Autoclave-sterilized leachates were effective in inhibiting mycelial growth of M. roreri only at the 15% dose with a 100% inhibitory effect (P<0.000), while the 10% dose showed an inhibition percentage of 8.03% (P<0.000). The doses of 1, 2, and 5% did not significantly inhibit the growth of the pathogen (P>0.975).

Filter-sterilized leachates were not effective in inhibiting the mycelial growth of M. roreri (P>0.428) and the doses of 2, 5, 10 and 15% even generated an increase in M. roreri growth.

Effect of cocoa leachates on the germination of M. roreri conidia

Non-sterilized cocoa leachates inhibited the conidial germination of the pathogen at all the concentrations evaluated (P<0.000), while the control showed germination percentages between 6 and 27% (Fig. 2A). These results were consistent with additional experiments conducted with other cocoa leachate samples in which 100% inhibitory effect was obtained on the germination of M. roreri conidia (data not shown).

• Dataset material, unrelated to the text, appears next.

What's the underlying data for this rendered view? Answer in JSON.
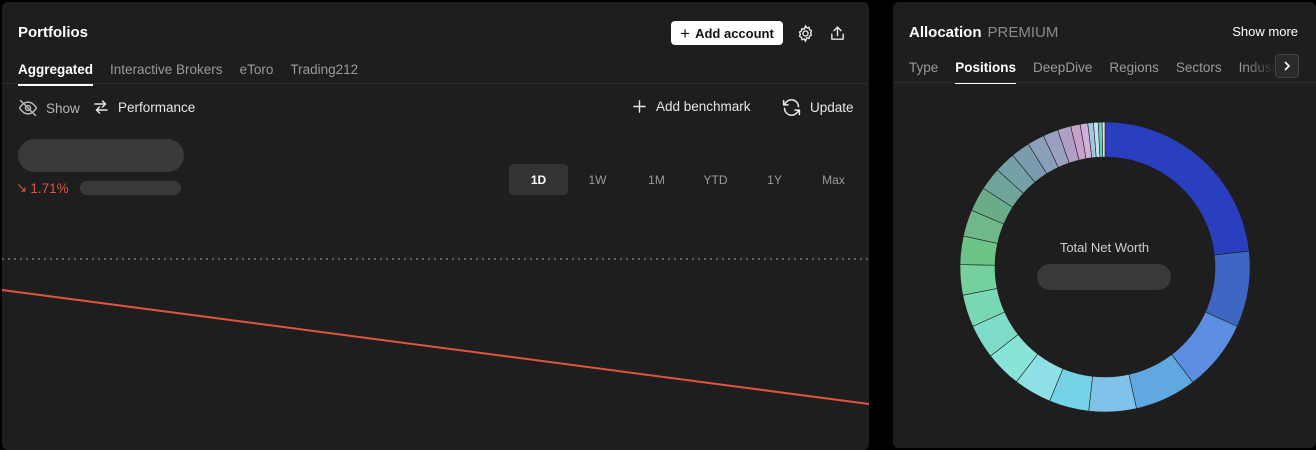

Sterilized cocoa leachates showed a significant effect on conidial germination at concentrations of 10 and 15% (P<0.001 and P<0.000). At the 10% concentration, conidial germination was between 2 and 12%, while the control showed values between 6 and 37%. At the 15% concentration, conidial germination was less than 2% at 24 h after incubation without germination at 48 h. The lowest concentrations (1, 2, and 5%) did not show differences compared to the control (Fig. 2B). In additional experiments conducted with other cocoa leachate samples, the conidial germination was 15.2% for the concentration of 10%. At the 15% concentration, conidial germination was 0% at 24 h after incubation (data not shown).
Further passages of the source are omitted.